Beides nicht der Fall
Auch eine Mail kam in meinem Fall nicht automatisch, sowie auch keine Geheime Frage gestellt wurde.
Einzig die Option "Alten Account abrufen" hat geholfen!
Damit wurde das Passwort zurückgesetzt und darauf hin gab es dann auch die Mail zum verifizieren des neuen Rechners.
Keine Ahnung was bei denen manchmal schief läuft, zumindest klappt jetzt wieder alles

Mit freundlichen Grüßen


----------



## Jayhawk (28. Februar 2014)

Ich kann mir nicht vorstellen, das das Problem mit meinem Account zusammen hängt, denn ich kann mich erstens ganz normale im Browser anmelden und kann mich zweitens auch mit einem anderen Konto nicht bei Steam anmelden...


----------



## Falador (1. März 2014)

Hey,

Das Prob hatte ich auch als ich Stream 1 zu 1 von externe auf neuen Rechner kopiert habe.

Deinstalliere Steam (Vorsicht Ordner Steam Apps sichern)
Dann neu installieren ohne Steam Apps in den frischen Steam zu ziehen
Wenn jetzt alles i.o war Steam Apps rüber ziehen wenn das nicht geklappt hat noch nicht rüber ziehen und Passwort reset machen danach wird dein jetziger pc frei gegeben und müsste klappen.


Hoffe hilft


Grüße
Fala


----------



## Cyrus10000 (2. März 2014)

Steam spackt aber in letzter Zeit auch sehr gern mal rum.
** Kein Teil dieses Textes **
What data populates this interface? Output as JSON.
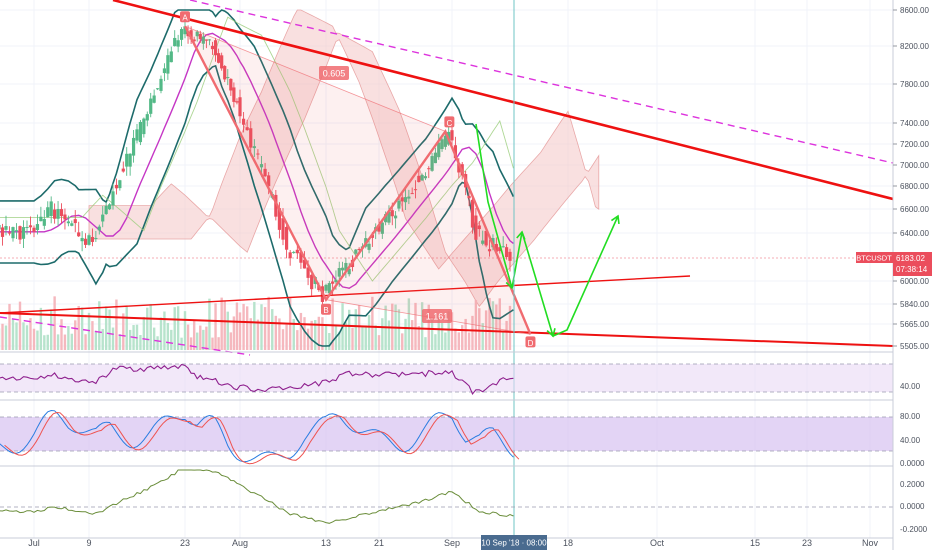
{
  "chart_data": {
    "type": "candlestick",
    "symbol": "BTCUSDT",
    "price_badge": "6183.02",
    "time_badge": "07:38:14",
    "crosshair_label": "10 Sep '18 · 08:00",
    "x_ticks": [
      "Jul",
      "9",
      "23",
      "Aug",
      "13",
      "21",
      "Sep",
      "18",
      "Oct",
      "15",
      "23",
      "Nov"
    ],
    "y_ticks": [
      "8600.00",
      "8200.00",
      "7800.00",
      "7400.00",
      "7200.00",
      "7000.00",
      "6800.00",
      "6600.00",
      "6400.00",
      "6000.00",
      "5840.00",
      "5665.00",
      "5505.00"
    ],
    "pattern_labels": [
      "A",
      "B",
      "C",
      "D"
    ],
    "ratios": [
      "0.605",
      "1.161"
    ],
    "rsi_ticks": [
      "40.00"
    ],
    "stoch_ticks": [
      "80.00",
      "40.00",
      "0.0000"
    ],
    "osc_ticks": [
      "0.2000",
      "0.0000",
      "-0.2000"
    ],
    "price_series": {
      "keypoints": [
        [
          "Jul",
          6410
        ],
        [
          "Jul 4",
          6600
        ],
        [
          "Jul 10",
          6300
        ],
        [
          "Jul 18",
          7500
        ],
        [
          "Jul 23",
          8400
        ],
        [
          "Jul 28",
          8200
        ],
        [
          "Aug 1",
          7600
        ],
        [
          "Aug 8",
          6300
        ],
        [
          "Aug 13",
          5880
        ],
        [
          "Aug 21",
          6400
        ],
        [
          "Aug 28",
          6900
        ],
        [
          "Sep",
          7300
        ],
        [
          "Sep 5",
          6400
        ],
        [
          "Sep 10",
          6183
        ]
      ]
    },
    "colors": {
      "up": "#53b987",
      "down": "#eb4d5c",
      "trendline": "#ee1111",
      "pattern": "#f06b70",
      "projection": "#22dd22",
      "dashed_trend": "#dd33dd",
      "bollinger": "#1d6b6b",
      "ma": "#c536c5",
      "rsi": "#8e1f8e",
      "panel_fill": "#e9d9f5"
    }
  }
}
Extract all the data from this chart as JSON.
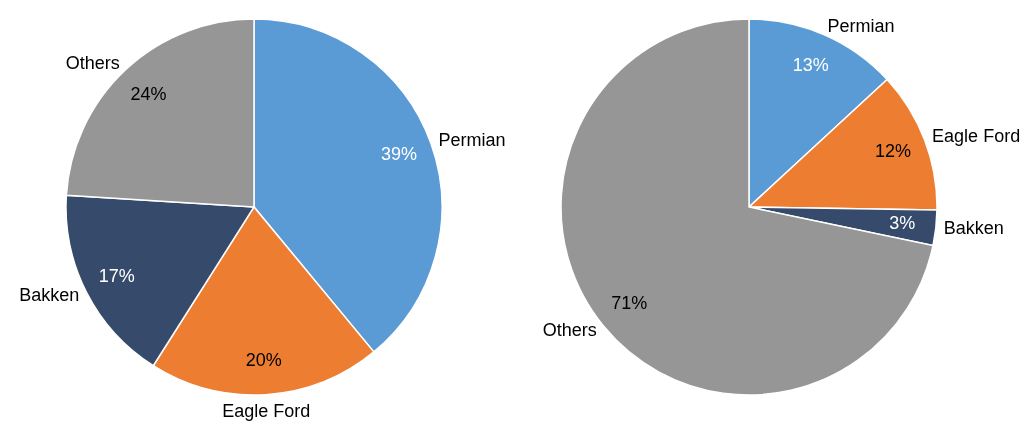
{
  "chart_data": [
    {
      "type": "pie",
      "categories": [
        "Permian",
        "Eagle Ford",
        "Bakken",
        "Others"
      ],
      "values": [
        39,
        20,
        17,
        24
      ],
      "colors": [
        "#5b9bd5",
        "#ed7d31",
        "#364b6b",
        "#969696"
      ],
      "value_labels": [
        "39%",
        "20%",
        "17%",
        "24%"
      ]
    },
    {
      "type": "pie",
      "categories": [
        "Permian",
        "Eagle Ford",
        "Bakken",
        "Others"
      ],
      "values": [
        13,
        12,
        3,
        71
      ],
      "colors": [
        "#5b9bd5",
        "#ed7d31",
        "#364b6b",
        "#969696"
      ],
      "value_labels": [
        "13%",
        "12%",
        "3%",
        "71%"
      ]
    }
  ]
}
Keine Verbindung heisst bei mir zu 99% Steam ist überlastet.


----------



## Falador (2. März 2014)

Jetzt mal ganz ehrlich?

Damals fand ich es sch... Das man für
Für offline Spiele eine inet Verbindung brauchte
Aber was heut zutage alles abgeht mit Steam,uply etc mü.. Das regt mich als user min 1x die Woche auf
Es geht nur noch um Kommerz man kann nicht mal in Ruhe zocken ,hehe

Könnte natürlich auch an der Verbindung Liegen wenn das prob aber dauerhaft anliegt würde es Schätzungsweise aber am authorisierungsserver liegen der deine hardwareschlüssel nicht rein läßt so nach dem Motto

Du kooommmscht hierrrrr net rein


----------



## Jayhawk (5. März 2014)

Natürlich geht es um "kommerz", ich verlange auch keinen Idealismus bei der Programmierung von aaa Titeln. Was ich aber verlange, ist das Software, die ich bezahlt habe, einwandfrei funktioniert und das ist in letzter Zeit immer seltener der Fall. Aber das ist ein anderes Thema.

Wie gesagt: Eine Neuinstallation schafft keine Abhilfe. Ich bin mit meinem Latein am Ende. Hier im Forum scheint es noch ein ähnliches Problem zu geben, immer dass der Kram nicht einfach mal funktionieren kann 

http://extreme.pcgameshardware.de/i...m-verbindet-sich-nicht-mit-spiel-servern.html


----------



## Otep (5. März 2014)

Also ich habe das immer wenn ich Steam starte... beim zweiten versuch klappt es dann immer


----------